宇宙中兩種量度方法 | Two Measures of Our Universe
John BATTEN
at 5:04pm on 24th August 2018


圖片說明 Captions

1.《無題》,菲利普.加斯頓(1969)丙烯板上,45.7x50.8厘米,攝於香港豪瑟沃斯畫廊,作品旁為保安員 Philip Guston, Untitled, 1969, acrylic on panel, 45.7x50.8cm, with security guard at Hauser & Wirth Hong Kong

2.《量度宇宙》,Roman Ondák(2018),大館美術館,兩組裝置的圖片 Roman Ondák, Measuring the Universe at Tai Kwun galleries, two installation images, 2018

3. Installation image of Wong Wai Yin & Kwan Sheung Chi’s Everything Goes Wrong for the Poor Couple, Tai Kwun, 2018

All photos: John Batten



(Please scroll down for English version)

香港現正舉行兩場展期尚餘數天的重要展覽會,很值得我們參觀。新開幕的大館美術館揭幕展覽《拆棚》,展出了22位藝術家或藝術家團體的作品。另一個展覽在豪瑟沃斯畫廊舉行,是美國藝術家菲利普.加斯頓(1913-1980)的代表作品展,參觀者可在此欣賞這位影響深遠藝術家多幅甚少在亞洲展出的作品。

《拆棚》策展人李綺敏透過展覽突顯大館內新開美術館的特點。她所選出及展示的作品,可說在挑戰展館的空間。特別是樓底6米高的頂樓展館,是展覽難以善用的空間。當中兩個位於角落的展館可說特別小巧珍貴:它們面積不大但容易管理,而且在實體上與相鄰的較大型展館分隔。其中一個角落展館展出了斯洛伐克藝術家Roman Ondák的《量度宇宙》(2007)。這是一個為展覽場地而設的裝置和表演,需要參觀者參與量高,然後把高度紀錄於展館牆上。近觀,可以清楚看到每位參觀者的名字和到訪日期;遠看,所有字都圍繞著牆壁聚在一起,以抽象化的形態時而向上、時而向下地迴旋。作品就如命題一樣,令人感到它正在刻畫另一個類似銀河世界,一個遙遠的宇宙。然而這個宇宙是由藝術家的量資料建構而成,因為空間永遠都是由我們這些似乎被困在地球的人類來量度。
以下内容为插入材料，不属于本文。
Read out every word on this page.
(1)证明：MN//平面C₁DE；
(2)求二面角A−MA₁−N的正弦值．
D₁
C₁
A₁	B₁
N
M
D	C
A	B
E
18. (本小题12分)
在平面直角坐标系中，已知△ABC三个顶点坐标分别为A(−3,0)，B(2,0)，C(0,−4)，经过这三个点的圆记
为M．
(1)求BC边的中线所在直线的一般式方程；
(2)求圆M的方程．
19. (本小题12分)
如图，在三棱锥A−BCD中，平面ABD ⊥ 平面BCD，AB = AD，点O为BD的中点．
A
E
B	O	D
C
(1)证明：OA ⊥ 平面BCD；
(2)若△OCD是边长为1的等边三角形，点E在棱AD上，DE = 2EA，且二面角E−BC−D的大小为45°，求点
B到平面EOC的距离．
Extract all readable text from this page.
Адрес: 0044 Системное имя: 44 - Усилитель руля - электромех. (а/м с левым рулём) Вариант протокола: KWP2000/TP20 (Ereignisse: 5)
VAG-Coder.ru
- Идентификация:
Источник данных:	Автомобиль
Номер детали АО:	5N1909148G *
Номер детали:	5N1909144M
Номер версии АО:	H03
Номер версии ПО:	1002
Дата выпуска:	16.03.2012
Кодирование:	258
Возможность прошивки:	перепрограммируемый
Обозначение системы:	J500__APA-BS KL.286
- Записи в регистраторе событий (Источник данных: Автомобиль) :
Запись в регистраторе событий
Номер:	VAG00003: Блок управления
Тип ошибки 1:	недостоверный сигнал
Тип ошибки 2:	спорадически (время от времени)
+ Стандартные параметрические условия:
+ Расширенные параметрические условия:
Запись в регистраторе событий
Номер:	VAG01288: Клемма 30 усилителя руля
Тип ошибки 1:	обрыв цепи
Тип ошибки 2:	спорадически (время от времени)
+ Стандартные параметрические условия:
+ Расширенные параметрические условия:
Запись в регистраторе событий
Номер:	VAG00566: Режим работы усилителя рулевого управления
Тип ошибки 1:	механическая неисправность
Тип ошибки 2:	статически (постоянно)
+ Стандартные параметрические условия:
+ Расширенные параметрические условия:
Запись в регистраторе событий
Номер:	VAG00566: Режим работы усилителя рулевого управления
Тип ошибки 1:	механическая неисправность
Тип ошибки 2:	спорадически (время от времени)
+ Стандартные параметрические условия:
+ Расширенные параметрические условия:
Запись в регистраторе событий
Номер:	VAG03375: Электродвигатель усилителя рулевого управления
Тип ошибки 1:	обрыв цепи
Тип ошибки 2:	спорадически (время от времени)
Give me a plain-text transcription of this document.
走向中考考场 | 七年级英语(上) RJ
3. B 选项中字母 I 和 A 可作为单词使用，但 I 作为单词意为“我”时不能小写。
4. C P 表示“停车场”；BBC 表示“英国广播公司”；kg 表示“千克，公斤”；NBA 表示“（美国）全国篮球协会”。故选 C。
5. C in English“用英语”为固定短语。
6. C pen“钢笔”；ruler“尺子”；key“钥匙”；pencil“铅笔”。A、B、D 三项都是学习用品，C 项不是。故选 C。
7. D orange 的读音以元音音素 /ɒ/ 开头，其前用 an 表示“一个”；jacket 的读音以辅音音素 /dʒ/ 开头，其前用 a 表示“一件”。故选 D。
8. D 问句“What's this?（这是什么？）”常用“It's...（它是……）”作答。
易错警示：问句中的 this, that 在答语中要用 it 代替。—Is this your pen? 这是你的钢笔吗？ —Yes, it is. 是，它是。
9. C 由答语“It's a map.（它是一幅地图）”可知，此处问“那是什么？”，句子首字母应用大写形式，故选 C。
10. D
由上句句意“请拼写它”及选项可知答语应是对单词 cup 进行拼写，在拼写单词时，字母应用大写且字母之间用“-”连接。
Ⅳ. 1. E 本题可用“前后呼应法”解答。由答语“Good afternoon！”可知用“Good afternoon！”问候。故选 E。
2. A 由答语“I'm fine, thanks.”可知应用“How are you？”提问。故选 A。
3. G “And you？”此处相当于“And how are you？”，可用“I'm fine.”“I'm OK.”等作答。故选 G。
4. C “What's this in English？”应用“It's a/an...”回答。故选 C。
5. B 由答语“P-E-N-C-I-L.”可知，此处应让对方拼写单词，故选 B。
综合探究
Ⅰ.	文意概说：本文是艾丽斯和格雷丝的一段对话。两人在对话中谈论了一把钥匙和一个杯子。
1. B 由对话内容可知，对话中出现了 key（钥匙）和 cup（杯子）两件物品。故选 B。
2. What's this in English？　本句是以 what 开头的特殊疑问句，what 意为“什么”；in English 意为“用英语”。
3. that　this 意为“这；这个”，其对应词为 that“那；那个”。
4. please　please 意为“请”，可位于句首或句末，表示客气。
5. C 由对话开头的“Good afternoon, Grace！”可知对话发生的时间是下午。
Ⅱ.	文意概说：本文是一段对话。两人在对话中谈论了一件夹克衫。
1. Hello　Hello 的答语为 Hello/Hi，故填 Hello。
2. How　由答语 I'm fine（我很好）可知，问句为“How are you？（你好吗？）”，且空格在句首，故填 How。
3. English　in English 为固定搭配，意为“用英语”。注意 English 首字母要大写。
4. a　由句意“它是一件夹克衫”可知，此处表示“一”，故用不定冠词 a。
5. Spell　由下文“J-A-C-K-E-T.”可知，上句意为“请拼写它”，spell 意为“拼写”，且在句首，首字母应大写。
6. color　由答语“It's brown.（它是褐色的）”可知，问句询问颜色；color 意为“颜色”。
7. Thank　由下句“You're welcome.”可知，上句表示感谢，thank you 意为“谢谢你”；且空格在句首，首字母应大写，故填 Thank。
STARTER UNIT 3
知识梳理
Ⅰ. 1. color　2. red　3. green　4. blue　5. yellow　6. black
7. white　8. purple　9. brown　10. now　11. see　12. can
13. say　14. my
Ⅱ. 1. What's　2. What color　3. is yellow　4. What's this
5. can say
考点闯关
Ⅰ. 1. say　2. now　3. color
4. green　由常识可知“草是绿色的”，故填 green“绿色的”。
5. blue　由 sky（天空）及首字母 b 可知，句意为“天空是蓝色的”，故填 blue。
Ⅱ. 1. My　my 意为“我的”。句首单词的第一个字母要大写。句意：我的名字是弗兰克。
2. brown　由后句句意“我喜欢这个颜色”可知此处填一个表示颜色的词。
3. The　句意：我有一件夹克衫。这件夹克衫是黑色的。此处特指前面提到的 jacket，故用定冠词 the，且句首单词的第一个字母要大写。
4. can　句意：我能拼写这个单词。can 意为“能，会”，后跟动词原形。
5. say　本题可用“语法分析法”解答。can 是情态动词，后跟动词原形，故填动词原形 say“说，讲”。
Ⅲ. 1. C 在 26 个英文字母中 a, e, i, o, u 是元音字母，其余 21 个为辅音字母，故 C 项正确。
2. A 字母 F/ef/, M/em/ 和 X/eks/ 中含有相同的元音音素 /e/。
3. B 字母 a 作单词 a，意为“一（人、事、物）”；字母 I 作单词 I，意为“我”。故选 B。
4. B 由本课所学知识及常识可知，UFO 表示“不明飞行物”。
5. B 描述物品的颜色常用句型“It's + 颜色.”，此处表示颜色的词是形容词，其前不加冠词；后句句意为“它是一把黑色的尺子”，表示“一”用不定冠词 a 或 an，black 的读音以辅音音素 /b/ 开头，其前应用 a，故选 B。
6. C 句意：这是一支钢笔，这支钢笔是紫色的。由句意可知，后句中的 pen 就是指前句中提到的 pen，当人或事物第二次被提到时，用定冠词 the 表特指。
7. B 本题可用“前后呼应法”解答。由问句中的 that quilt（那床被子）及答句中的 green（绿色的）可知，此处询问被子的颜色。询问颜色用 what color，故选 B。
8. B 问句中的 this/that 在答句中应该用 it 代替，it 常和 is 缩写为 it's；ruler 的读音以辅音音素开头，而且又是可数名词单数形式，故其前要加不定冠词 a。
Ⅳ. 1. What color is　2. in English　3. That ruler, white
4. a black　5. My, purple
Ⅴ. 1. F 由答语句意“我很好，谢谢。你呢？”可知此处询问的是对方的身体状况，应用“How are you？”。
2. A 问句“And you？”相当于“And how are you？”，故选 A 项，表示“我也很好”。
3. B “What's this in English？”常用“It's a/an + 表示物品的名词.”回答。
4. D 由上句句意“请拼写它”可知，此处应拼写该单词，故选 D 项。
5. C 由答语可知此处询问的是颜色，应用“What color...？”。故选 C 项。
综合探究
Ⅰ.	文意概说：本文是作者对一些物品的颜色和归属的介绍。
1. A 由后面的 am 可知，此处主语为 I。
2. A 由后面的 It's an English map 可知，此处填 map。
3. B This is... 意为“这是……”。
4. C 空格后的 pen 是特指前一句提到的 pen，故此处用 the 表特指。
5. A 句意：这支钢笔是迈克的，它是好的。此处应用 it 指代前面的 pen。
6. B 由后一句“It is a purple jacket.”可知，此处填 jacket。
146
香港(已婚)藝術家夫婦黃慧妍和關尚智的《貧賤夫妻百事哀》則是最先於2010年現場演出的作品。在展覽中,我們可以看到長達30小時的錄影片段,來自兩位藝術家的原有表演,不斷展示他們10秒一節地重複演出的黑白粵語電影的悲劇場面。這些場面關乎婚姻中尖銳而個人的事件:丈夫在妻子小產後給予苦悶的安慰;又或妻子向丈夫交代婚後情後痛苦、死寂的時刻。原演出為期五天,並在一間細小房間中上演,然後透過視頻連接在相鄰的小房間放映,任由路過的觀眾觀賞。

《拆棚》中所看到的所有藝術品均刻意地反映大館的前身身份:一個監獄、一個被圍封起來的空間、一個紀律嚴謹的地方,現在已開放予公眾。據李綺敏提說,這些藝術「……深沉地反思了……日常存在的那些或隱或現的構造……」

菲利普.加斯頓最先以其於1930年代完成的大型敘事式壁畫打出名堂。在1950年代和1960年代初,追隨著紐約當時的潮流,他演變成一位備受尊崇的抽象藝術家,Mark Rothko和Willem de Kooning都是他的良朋。1968年,加斯頓徹底放下了抽象風格,回歸具象化的繪畫,最初選色只限紅、白、黑。在很多人引用的述句中,加斯頓解釋說:「 60年代來臨,我處於一種精神分裂的狀態。美國所發生的(越戰)戰事,世上的種種暴虐。我算什麼,居然坐在家裡讀雜誌,我對一切都感到沮喪而憤怒 –– 然後能做的就只是回到工作室把紅色調成藍色?」

加斯頓的畫回歸具象化描繪,展現出平凡的日常物品:釘子、靴、工具、書本、鐘、電燈泡和香煙,並附以一連串主題:藝術家躺在床上、戴上兜帽的白人至上主義團體三K黨的人物,桌面上擺放著各種各樣的物件。他刻劃了自己的人生,還有他周圍(似乎精神分裂、不健全)的世界。他的畫作和裡面所反映的近似經典風格人物,都由簡約的室內建築圍繞,明顯是受加斯頓非常欣賞的意大利藝術家Giorgio de Chirico作品影響。加斯頓1968後的畫作以強烈簡約為特徵,至今仍然富有當 代感,歷久彌新和對抗感,令人驚訝。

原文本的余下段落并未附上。